Prestasi industri pertambangan Indonesia baik dalam hal manajemen pendapatan karena adanya keterbukaan pemerintah soal anggaran, pendapatan dan pengeluaran negara, termasuk dana bagi hasil di tingkat daerah, yang memungkinkan pemerintah untuk menurunkan hutang publik dan menyesuaikan pengeluaran selama dua tahun terakhir.


Berdasarkan Indeks Tata Kelola Sumber Daya 2017 (2017 Resource Governance Index), yang disusun oleh Natural Resource Governance Institute (NRGI), sektor pertambangan Indonesia mendapatkan nilai 37 dari 100 poin pada sub-komponen perizinan, yang menempatkannya hampir 40 poin di bawah pemain terbaik dalam indeks ini untuk subkomponen tersebut.

Angka ini disebabkan oleh kurangnya keterbukaan kepentingan finansial kepada publik oleh para pejabat, identitas pemilik perusahaan yang sebenarnya (beneficial owners), dan kontrak-kontrak. Akan tetapi, undang-undang (UU) minerba di Indonesia sedang direvisi tahun ini. Hal tersebut berpotensi menyelesaikan masalah-masalah yang berkaitan dengan perizinan.

Di sisi lain, sektor minyak dan gas Indonesia juga berhasil mendapatkan 68 poin dari keseluruhan 100 poin. Tata kelola sektor ini lebih baik dalam hal manajemen pendapatan daripada realisasi nilai yang merupakan komponen penilai untuk tata kelola perizinan, perpajakan, partisipasi negara dan perlindungan lingkungan.

Perpajakan di sektor migas Indonesia adalah pengecualian, karena justru merupakan salah satu yang terbaik dalam keseluruhan indeks. Pemerintah Indonesia saat ini tengah mengkaji UU Minyak dan Gas Bumi (Migas) dan dan UU Minerba dengan fokus pada perizinan, rezim fiskal, dana bagi hasil dan tata kelola BUMN.

Pejabat pemerintah dapat menggunakan hasil indeks ini untuk membantu menjaga fokus mereka, kata para ahli NRGI. Revisi atas kedua UU itu merupakan kesempatan untuk memperbaiki kurangnya transparansi dalam kontrak-kontrak migas dan pertambangan serta kepentingan finansial pejabat publik. Faktor-faktor inilah yang menurunkan nilai Indonesia dalam hal realisasi nilai untuk kedua sektor.

Mengomentari temuan tersebut, Emanuel Bria, Indonesia country manager NRGI, mengatakan bahwa Indonesia memiliki beberapa peraturan yang baik, namun selalu ada kesenjangan antara peraturan tertulis dan praktik.

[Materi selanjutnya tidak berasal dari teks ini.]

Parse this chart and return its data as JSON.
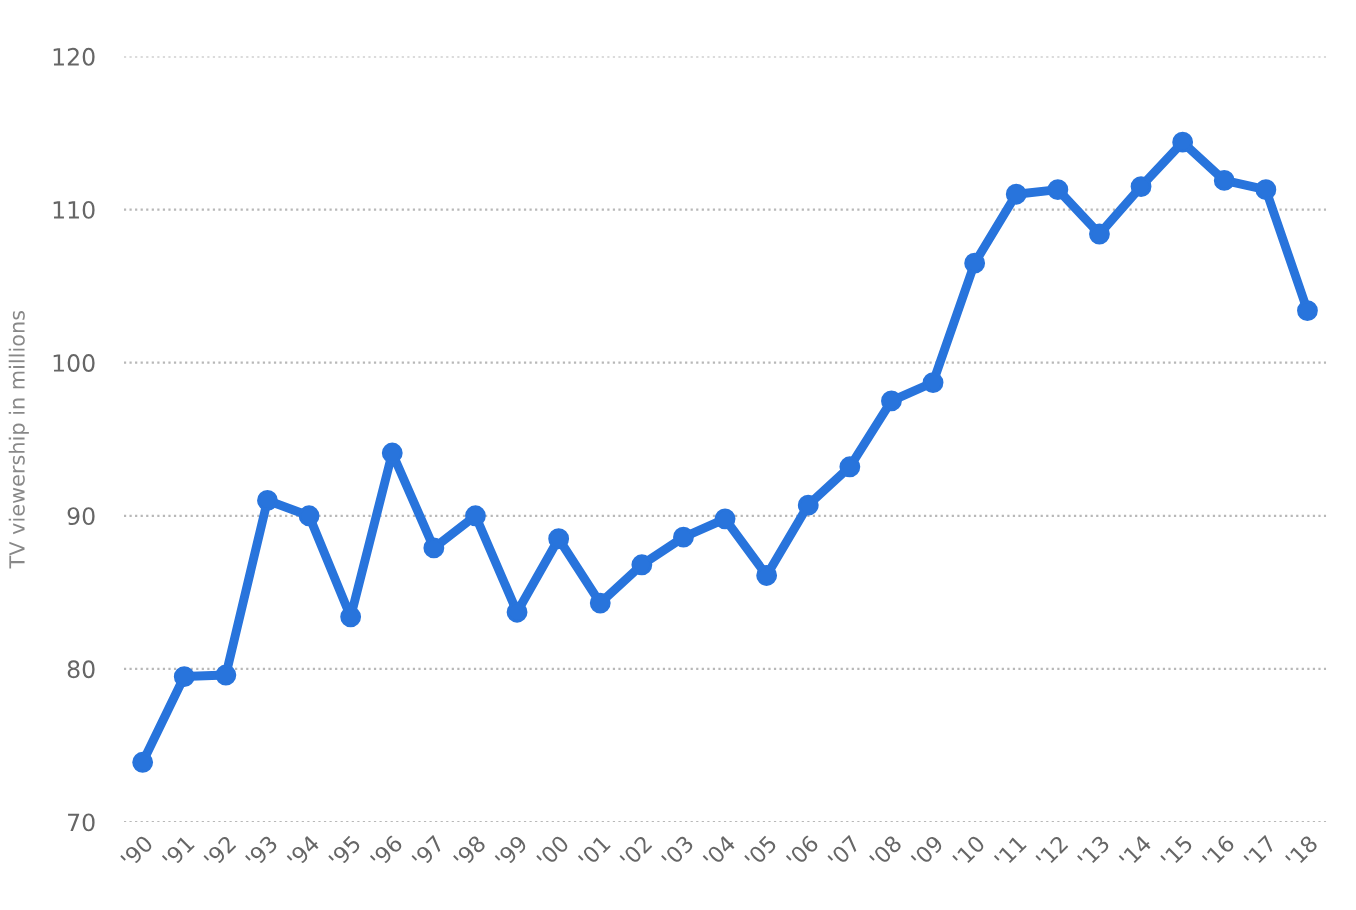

Untuk wilayah Asia Pasifik, kesenjangan antara praktik dan hukum ini adalah yang tertinggi kedua setelah Laos dalam hal pertambangan. Penerapan aturan secara konsisten merupakan salah satu area utama yang harus diperbaiki oleh Indonesia.

"Perbedaan utama antara sektor pertambangan dan migas di Indonesia adalah kinerja yang baik dari perusahaan pertambangan milik negara, Antam, dibandingkan dengan kinerja perusahaan minyak dan gas Pertamina yang hanya mencapai nilai memuaskan. Sebagai perusahaan publik, Antam diharuskan menerbitkan laporan keuangan tahunan, sedangkan Pertamina hanya diminta melakukannya untuk para pemegang sahamnya," terangnya melalui siaran tertulis yang diterima KONTAN, Kamis (10/8).